Recently at a conference in New Orleans and signed up to loads more in 2018, Paula notes the current boom in this subject. ‘People are really asking these questions of the future, and what it’ll look like,’ she says.

But the readiness of cash-awash tech brands like Google and Facebook to sponsor the conferences might be interpreted as virtue-signaling rather than real engagement, at a time of unparalleled political scrutiny of their activities.

Given a preference for how the future should develop, Paula says that in the area of ethics she much prefers concrete proposals to merely aspirational ones. She contrasts the ‘very vague and aspirational’ charter of values called the Asilomar AI Principles (after the place in California), to the more practical work of the Institute of Electrical and Electronics Engineers (IEEE) which is working on ways of developing ethically aligned design for autonomous and intelligent systems.

‘That’s where the bit of my career currently focused on medical ethnography has had a surprising degree of overlap with AI ethics.
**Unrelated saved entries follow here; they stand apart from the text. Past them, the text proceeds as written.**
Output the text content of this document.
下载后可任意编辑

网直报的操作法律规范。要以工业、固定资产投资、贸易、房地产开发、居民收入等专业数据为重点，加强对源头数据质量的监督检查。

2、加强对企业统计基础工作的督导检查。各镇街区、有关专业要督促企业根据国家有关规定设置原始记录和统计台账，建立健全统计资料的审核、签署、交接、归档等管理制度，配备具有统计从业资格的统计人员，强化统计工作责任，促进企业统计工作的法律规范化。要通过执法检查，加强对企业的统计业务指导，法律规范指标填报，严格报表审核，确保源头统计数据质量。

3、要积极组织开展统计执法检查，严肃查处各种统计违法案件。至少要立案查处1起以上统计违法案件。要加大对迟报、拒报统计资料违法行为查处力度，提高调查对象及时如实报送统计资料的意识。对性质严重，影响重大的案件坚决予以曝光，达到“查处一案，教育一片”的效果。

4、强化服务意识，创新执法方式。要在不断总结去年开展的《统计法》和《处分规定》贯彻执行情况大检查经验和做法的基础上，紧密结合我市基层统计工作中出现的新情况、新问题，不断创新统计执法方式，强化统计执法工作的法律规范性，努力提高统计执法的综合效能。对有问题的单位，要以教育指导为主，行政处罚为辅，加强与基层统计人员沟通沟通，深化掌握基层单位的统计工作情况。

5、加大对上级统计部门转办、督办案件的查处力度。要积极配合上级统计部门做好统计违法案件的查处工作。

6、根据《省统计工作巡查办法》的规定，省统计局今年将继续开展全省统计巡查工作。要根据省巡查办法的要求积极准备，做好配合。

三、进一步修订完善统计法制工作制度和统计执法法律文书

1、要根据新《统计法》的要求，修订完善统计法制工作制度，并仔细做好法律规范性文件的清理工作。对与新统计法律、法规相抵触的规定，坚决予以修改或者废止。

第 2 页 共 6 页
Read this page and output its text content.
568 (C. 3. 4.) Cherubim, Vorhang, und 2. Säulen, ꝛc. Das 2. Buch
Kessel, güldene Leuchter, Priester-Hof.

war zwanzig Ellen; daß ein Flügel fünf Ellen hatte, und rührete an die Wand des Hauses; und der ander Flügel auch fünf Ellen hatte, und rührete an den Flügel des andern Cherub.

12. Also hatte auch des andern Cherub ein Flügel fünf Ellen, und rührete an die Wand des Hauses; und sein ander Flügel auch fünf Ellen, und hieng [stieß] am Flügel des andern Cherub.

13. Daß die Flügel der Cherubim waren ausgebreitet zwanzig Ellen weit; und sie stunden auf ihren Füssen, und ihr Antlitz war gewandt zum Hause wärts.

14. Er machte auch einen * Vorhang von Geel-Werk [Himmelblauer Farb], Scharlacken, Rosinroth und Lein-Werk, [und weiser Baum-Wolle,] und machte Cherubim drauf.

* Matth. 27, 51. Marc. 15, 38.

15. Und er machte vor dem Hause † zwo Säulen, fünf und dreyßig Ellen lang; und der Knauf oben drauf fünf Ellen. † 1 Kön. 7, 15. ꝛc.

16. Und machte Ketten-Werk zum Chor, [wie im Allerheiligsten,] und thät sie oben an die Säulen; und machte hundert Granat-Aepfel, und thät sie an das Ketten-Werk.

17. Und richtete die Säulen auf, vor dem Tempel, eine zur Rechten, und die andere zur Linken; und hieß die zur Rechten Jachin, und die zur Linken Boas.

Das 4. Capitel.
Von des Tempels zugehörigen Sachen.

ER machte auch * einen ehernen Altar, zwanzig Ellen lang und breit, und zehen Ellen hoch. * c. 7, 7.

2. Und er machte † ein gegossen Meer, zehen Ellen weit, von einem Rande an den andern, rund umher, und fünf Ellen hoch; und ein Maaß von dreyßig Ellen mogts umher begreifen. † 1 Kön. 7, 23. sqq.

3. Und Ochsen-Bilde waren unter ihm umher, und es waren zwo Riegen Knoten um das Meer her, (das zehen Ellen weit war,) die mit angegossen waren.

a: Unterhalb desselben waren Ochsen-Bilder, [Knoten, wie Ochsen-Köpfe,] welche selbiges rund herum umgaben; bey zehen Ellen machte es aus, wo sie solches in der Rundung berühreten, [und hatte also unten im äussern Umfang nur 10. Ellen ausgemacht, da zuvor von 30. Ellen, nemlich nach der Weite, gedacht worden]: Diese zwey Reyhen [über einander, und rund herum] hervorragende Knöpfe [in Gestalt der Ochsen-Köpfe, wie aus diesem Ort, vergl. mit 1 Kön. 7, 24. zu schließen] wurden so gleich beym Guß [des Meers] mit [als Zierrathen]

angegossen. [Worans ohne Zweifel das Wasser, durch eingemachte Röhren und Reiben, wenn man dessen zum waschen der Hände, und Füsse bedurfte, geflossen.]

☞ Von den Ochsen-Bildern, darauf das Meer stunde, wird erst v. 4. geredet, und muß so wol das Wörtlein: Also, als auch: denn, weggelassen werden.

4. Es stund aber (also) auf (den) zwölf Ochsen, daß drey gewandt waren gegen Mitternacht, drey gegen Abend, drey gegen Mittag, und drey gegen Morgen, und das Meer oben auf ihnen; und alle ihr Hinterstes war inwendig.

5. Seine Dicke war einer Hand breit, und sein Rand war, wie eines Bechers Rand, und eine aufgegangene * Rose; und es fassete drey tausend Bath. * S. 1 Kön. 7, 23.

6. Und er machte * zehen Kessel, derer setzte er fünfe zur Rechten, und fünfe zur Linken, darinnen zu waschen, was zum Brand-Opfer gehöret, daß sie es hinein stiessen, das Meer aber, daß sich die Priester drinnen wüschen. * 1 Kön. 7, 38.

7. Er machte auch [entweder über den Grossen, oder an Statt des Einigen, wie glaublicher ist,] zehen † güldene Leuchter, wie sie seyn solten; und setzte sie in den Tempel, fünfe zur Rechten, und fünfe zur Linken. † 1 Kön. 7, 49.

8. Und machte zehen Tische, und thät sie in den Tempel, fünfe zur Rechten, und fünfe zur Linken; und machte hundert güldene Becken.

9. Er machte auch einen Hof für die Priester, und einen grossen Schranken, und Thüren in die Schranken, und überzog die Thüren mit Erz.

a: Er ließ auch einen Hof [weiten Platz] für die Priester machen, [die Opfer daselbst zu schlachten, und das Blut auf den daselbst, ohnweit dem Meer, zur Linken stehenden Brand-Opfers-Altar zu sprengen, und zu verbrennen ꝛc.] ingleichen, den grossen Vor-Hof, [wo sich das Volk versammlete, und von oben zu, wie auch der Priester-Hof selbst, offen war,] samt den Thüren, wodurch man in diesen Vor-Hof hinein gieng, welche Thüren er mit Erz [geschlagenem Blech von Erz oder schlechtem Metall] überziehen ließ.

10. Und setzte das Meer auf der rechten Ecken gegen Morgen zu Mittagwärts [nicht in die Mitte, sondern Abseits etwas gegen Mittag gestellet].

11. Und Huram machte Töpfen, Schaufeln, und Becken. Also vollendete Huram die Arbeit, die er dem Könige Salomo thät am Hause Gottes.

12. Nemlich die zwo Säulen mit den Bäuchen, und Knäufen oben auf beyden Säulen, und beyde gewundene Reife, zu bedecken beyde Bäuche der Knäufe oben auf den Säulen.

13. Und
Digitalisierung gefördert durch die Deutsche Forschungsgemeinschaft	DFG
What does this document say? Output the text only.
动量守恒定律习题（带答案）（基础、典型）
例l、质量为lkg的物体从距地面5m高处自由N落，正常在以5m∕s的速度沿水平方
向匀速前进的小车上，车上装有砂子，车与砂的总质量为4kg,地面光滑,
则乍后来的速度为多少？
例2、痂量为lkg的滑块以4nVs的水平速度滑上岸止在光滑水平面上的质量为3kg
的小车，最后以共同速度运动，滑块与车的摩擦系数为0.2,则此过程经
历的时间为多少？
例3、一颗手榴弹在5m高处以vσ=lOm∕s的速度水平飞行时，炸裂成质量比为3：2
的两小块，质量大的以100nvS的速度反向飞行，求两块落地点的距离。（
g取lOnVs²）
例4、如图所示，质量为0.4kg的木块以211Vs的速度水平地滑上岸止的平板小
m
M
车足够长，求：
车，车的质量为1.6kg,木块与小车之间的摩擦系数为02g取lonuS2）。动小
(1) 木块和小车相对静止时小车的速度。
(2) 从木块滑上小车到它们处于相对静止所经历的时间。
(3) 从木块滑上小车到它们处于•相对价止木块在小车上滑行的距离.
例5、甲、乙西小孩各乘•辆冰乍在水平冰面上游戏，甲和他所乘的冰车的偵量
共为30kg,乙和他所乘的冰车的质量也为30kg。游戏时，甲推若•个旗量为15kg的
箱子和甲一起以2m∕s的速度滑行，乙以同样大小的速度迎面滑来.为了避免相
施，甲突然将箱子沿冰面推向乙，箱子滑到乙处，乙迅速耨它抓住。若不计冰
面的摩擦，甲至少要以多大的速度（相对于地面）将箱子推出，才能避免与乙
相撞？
There’s the theory of something, or ethics in this case, but then there is the practice.’

Towards a Code of Ethics for Artificial Intelligence (Springer, 2017).

Dr Paula Boddington has a BA in Philosophy and Psychology from Keele, a BPhil and DPhil in Philosophy from Corpus Christi College, Oxford, and an LLM in Legal Aspects of Medical Practice from Cardiff. She has held various lecturing and research posts in philosophy and in ethics, at Bristol, Cardiff, ANU, and Oxford, and is currently working on a more comprehensive outworking of the book she has just published.